Similarly, MOE, like almost any open source tool, has tunable parameters (e.g., optimizer step size, number of monte carlo points, etc.) that substantially affect performance. Here we did try to pick some reasonable defaults as they are less application-dependent, but still it isn't perfect. Here again sigopt makes it so that you don't have to think about it.

On the flip side, sigopt tries to make reasonable/automatic choices that will work well for all users. If you understand GPs well and understand your system well (aka you are an expert and not just a user), you can probably find parameters/hyperparameters that give you even better results. But this may not be worth your time/energy.
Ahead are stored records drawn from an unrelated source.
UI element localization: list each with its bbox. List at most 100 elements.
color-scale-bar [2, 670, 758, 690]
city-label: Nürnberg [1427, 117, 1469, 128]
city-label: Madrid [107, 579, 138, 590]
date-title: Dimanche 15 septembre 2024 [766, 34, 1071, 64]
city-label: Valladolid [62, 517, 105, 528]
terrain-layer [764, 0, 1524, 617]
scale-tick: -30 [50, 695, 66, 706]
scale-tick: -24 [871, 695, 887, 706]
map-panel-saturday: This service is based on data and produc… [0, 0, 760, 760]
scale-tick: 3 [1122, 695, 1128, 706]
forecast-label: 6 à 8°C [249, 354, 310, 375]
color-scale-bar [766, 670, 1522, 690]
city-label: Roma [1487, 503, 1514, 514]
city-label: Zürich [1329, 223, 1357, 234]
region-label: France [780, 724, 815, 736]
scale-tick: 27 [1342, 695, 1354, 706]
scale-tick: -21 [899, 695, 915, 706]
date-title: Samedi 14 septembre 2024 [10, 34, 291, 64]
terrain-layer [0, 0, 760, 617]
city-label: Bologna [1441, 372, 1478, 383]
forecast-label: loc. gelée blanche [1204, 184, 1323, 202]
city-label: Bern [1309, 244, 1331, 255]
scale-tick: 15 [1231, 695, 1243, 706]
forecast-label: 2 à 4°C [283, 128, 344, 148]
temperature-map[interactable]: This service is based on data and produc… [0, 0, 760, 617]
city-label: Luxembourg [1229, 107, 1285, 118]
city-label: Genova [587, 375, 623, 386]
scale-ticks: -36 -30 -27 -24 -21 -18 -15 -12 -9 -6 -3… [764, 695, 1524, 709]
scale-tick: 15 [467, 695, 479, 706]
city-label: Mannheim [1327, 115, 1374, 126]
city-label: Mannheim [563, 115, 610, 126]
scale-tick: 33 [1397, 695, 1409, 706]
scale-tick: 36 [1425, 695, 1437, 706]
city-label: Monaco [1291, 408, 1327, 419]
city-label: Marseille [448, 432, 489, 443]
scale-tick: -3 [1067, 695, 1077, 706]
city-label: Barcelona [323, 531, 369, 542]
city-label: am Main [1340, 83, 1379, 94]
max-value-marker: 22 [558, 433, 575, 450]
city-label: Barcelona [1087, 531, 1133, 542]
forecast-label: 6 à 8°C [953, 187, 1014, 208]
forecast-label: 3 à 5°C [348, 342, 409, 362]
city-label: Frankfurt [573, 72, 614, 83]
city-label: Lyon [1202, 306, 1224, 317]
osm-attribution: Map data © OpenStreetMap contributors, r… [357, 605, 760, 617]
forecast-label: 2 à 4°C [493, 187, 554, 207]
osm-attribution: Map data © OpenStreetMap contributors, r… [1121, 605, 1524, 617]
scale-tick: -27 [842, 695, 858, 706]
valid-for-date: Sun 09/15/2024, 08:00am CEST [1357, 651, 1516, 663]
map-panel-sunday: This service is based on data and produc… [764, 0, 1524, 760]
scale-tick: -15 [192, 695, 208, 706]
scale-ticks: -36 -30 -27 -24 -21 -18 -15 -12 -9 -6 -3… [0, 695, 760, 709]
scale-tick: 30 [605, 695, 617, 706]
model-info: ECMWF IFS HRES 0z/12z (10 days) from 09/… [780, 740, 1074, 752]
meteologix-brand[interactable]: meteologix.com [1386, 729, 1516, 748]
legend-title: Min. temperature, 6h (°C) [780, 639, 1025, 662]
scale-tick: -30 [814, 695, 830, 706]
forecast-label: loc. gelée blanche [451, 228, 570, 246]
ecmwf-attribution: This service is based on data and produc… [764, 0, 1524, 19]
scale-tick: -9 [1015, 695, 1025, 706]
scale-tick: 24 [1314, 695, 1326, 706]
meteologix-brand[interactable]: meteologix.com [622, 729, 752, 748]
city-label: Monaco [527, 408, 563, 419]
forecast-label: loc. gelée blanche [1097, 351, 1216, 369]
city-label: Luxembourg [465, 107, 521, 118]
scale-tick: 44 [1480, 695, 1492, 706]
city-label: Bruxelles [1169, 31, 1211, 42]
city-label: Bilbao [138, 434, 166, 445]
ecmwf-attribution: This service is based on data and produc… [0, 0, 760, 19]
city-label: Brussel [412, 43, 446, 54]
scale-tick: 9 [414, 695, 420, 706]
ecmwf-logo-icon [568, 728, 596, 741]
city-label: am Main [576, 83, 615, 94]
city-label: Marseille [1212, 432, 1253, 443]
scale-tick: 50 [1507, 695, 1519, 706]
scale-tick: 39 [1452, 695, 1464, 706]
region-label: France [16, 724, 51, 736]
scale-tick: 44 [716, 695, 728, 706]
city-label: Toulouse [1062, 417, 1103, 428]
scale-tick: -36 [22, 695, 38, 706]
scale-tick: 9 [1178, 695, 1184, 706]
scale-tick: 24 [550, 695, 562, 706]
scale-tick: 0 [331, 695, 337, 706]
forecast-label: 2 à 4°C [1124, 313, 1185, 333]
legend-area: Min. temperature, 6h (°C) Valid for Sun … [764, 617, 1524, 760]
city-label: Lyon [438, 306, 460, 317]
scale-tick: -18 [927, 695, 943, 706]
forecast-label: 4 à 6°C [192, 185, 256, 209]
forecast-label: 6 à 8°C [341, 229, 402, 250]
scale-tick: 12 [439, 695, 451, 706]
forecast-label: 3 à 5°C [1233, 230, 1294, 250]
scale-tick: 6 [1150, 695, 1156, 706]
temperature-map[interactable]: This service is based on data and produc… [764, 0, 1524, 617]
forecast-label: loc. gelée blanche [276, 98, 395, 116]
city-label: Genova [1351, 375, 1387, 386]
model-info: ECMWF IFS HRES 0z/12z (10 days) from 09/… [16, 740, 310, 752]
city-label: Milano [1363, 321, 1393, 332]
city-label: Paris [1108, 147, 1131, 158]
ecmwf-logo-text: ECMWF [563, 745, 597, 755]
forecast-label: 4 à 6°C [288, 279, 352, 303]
Another thing I'd point out on methods: MOE is basically just GPs (we also have multi-armed bandits but that's pretty simple). Longer term, sigopt could have a whole slew of optimization techniques to apply to customers' problems. GPs are powerful and general, but they are certainly not the best tool in every situation.

At the core, I'd say:

  • If you want to learn about GPs and learn about MOE (or if that's core to your research), this repo could be interesting/useful/valuable to you.
  • If you just want to know the best parameters for your system and don't care about optimization, then give sigopt a whirl.

And lastly, as for support, I think for MOE there's mostly just me. I try to get back reasonably quickly on questions, although as noted above, new feature development will not be so quick.

Hi,

I checked out your academic plan (I'm a student) and the only issue is that it seems limited at 3 experiments. I am working on my Masters and would need more than that. Whats my best option?

btw this is the paper I mentioned earlier: http://arxiv.org/abs/1602.05149

And you may want to reach out to sigopt directly for questions about the limit on the number of experiments.